Dopo essere stato in concorso all'ultima Mostra del Cinema di Venezia, arriva in sala "Hungry Hearts" di Saverio Costanzo, con Alba Rohrwacher e Adam Driver. Interviste al regista e all'attrice
Intervista ad Alba Rohrwacher a cura di Marilena Vinci
Intervista a Saverio Costanzo a cura di Marilena Vinci

Dopo La solitudine dei numeri primi, presentato alla Mostra del cinema di Venezia nel 2010, Saverio Costanzo torna in concorso al Lido con Hungry Hearts, interpretato da Alba Rohrwacher Adam Driver.

Tratto dal libro Il bambino Indaco di Marco Franzoso, il film racconta, dopo un insolito incontro casuale, la storia d’amore di Jude e Mina.
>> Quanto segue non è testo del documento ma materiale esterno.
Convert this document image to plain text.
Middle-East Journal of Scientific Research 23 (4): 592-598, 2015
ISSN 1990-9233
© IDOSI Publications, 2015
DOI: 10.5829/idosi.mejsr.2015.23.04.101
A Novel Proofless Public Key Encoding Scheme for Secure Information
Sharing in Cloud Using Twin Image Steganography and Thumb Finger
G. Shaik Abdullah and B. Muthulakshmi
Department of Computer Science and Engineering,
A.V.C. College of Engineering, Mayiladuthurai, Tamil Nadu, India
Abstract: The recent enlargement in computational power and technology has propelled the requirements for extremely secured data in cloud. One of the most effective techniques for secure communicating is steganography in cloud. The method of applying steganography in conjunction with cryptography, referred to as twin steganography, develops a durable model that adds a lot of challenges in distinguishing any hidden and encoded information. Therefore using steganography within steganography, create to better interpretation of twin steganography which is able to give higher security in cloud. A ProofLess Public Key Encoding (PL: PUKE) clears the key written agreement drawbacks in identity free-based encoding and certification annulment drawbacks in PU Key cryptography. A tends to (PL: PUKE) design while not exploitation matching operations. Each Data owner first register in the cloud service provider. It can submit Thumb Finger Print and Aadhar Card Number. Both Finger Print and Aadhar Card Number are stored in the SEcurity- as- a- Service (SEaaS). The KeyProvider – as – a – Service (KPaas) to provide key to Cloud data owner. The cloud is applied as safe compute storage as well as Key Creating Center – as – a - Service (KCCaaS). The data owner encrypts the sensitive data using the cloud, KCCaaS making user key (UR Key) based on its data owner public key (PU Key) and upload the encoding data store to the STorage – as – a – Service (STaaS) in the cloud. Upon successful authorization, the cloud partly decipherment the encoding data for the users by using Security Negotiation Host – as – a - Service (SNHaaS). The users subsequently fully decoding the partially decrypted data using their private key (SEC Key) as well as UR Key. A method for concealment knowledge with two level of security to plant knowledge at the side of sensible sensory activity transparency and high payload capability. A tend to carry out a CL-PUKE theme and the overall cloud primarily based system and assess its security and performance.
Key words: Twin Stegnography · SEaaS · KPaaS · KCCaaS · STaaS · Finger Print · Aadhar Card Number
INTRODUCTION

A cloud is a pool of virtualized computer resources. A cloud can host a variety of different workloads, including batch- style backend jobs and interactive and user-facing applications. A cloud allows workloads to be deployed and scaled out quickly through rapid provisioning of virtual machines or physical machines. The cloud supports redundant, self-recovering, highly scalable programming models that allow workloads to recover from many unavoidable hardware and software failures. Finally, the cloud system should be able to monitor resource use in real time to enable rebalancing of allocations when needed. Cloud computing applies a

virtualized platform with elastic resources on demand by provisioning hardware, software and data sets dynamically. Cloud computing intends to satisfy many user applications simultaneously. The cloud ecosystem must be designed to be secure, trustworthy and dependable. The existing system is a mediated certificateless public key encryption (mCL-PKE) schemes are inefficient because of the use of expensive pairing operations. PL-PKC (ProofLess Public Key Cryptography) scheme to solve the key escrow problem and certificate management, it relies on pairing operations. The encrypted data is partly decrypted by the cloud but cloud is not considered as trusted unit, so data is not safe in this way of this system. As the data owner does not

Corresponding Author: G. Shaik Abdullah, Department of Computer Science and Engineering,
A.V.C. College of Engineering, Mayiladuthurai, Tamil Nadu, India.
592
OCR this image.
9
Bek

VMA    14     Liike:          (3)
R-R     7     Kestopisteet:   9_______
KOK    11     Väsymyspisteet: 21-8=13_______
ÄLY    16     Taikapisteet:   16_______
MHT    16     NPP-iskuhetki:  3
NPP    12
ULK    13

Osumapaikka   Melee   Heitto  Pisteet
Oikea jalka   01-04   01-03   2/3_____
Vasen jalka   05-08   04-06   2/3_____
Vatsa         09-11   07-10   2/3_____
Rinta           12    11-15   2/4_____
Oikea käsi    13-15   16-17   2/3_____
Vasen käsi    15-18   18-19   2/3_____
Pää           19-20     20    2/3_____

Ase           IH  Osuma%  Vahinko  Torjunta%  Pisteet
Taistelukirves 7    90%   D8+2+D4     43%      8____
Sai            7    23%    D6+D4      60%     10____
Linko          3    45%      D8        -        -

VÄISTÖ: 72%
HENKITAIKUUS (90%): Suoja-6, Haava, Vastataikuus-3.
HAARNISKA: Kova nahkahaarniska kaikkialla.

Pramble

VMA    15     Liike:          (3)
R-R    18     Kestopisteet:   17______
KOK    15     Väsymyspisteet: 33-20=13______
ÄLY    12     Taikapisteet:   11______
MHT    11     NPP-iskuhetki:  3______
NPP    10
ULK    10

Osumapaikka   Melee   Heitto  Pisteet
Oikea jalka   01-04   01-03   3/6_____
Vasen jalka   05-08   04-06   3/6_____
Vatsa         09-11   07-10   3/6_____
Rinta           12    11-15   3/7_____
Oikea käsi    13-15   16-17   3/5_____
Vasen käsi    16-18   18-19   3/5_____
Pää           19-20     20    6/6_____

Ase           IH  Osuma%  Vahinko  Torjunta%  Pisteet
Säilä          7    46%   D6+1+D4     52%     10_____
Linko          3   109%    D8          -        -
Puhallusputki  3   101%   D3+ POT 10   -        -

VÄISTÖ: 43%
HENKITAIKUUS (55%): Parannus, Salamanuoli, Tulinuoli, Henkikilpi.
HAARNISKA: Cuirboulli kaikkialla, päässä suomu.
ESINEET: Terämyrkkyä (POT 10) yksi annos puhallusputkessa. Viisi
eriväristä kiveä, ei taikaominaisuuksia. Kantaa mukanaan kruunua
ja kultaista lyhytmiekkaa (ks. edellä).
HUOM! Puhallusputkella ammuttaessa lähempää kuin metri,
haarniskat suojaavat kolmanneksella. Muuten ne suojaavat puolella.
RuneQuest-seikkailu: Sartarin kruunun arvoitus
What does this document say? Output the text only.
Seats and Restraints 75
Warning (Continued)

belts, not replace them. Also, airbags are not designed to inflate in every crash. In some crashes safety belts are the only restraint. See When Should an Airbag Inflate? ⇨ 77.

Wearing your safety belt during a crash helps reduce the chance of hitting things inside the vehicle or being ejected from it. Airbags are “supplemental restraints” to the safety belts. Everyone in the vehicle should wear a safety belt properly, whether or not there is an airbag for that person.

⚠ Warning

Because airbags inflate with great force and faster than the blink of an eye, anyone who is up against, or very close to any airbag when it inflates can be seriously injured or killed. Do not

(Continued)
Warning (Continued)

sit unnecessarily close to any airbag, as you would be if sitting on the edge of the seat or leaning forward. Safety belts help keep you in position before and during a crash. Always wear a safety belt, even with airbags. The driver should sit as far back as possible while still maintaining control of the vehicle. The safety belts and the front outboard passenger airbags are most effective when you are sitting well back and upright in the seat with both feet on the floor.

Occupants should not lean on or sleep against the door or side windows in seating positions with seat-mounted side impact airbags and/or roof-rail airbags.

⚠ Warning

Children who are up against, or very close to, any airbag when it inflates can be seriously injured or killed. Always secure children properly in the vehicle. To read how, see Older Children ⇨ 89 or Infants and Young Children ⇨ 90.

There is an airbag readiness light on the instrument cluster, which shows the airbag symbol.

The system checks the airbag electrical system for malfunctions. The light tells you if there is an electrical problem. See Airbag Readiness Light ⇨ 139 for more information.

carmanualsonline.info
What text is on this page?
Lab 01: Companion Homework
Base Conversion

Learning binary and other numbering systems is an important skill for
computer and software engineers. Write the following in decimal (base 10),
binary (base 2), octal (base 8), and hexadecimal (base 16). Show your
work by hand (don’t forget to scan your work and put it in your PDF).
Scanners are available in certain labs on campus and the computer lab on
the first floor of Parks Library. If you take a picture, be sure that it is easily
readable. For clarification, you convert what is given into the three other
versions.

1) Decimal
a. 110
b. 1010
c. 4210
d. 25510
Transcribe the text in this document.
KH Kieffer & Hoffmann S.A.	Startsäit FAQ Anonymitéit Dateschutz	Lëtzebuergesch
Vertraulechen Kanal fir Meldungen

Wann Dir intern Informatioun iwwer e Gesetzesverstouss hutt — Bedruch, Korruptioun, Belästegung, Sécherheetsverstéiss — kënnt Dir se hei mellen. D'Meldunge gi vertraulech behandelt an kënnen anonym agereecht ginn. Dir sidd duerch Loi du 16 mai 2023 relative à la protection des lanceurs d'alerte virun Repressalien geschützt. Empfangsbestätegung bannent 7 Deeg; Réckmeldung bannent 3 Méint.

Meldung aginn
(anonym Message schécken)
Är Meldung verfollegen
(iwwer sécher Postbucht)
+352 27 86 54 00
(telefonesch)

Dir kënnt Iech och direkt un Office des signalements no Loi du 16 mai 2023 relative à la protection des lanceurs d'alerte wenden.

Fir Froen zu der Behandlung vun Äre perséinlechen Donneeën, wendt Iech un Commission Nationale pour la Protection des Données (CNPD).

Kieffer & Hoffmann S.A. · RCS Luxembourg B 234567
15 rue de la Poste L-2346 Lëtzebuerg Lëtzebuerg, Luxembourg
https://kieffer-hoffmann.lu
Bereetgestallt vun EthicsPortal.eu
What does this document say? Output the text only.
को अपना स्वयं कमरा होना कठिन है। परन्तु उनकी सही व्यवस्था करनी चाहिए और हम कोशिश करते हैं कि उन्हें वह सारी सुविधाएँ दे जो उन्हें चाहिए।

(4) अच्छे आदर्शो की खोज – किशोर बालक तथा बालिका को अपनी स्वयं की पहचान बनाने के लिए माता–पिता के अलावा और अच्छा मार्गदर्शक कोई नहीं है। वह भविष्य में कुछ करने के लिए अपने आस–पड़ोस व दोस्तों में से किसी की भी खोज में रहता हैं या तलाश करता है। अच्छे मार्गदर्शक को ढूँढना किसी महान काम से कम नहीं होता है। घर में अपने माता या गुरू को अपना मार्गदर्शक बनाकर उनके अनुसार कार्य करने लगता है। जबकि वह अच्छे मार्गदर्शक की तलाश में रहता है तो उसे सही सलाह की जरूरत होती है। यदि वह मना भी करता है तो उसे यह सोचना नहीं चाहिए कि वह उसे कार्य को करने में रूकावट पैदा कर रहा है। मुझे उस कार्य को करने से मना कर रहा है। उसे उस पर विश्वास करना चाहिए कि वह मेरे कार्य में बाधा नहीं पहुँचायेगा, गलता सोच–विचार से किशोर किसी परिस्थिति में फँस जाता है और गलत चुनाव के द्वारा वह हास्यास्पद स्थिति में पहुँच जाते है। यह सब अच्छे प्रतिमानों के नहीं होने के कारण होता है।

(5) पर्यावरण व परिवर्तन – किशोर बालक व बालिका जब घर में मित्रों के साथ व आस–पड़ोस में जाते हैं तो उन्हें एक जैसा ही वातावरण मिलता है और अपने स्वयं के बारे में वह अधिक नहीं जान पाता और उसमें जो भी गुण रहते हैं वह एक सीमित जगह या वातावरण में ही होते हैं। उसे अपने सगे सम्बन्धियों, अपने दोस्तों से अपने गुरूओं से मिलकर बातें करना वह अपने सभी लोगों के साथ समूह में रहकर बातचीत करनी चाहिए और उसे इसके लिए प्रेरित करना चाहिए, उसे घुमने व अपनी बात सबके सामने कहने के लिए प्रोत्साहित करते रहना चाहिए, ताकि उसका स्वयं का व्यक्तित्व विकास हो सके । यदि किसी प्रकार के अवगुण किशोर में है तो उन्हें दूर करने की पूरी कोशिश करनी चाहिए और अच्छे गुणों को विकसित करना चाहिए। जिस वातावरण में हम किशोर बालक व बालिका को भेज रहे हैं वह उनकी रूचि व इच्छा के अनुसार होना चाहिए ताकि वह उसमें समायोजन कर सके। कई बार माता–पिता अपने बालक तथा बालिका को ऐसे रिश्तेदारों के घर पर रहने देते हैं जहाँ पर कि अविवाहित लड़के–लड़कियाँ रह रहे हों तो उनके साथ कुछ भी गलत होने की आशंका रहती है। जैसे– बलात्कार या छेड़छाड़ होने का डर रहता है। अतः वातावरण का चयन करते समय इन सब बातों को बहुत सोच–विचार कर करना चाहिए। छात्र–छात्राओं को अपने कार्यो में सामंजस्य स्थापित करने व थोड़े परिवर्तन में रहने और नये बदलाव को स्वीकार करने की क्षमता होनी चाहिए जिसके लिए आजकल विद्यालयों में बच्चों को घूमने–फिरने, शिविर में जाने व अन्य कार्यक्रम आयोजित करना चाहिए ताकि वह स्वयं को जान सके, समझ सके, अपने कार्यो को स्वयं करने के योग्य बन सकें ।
Lui è americano, lei un’italiana che lavora a New York. Quando la ragazza resta incinta i due decidono di sposarsi e iniziano così una nuova vita. Sin dai primi mesi Mina si convince di portare in grembo un bambino speciale ed il suo istinto materno le suggerisce di tenere il figlio lontano dall’inquinamento del mondo esterno e nutrendolo in modo vegano. Il bambino però non cresce ed è in pericolo di vita, così tra Jude e Mina inizia una battaglia sottorranea alla ricerca di una disperata soluzione in cui tutte le ragioni si confondono.

Come nel precedente film Costanzo costruisce un noir dell’anima, confermando un forte stile personale e un talento nel raccontare i lati oscuri dei personaggi con scelte visive interessanti.

Prodotto da WildSide e Rai cinema, Hungry Hearts sarà al cinema da gennaio distribuito da 01.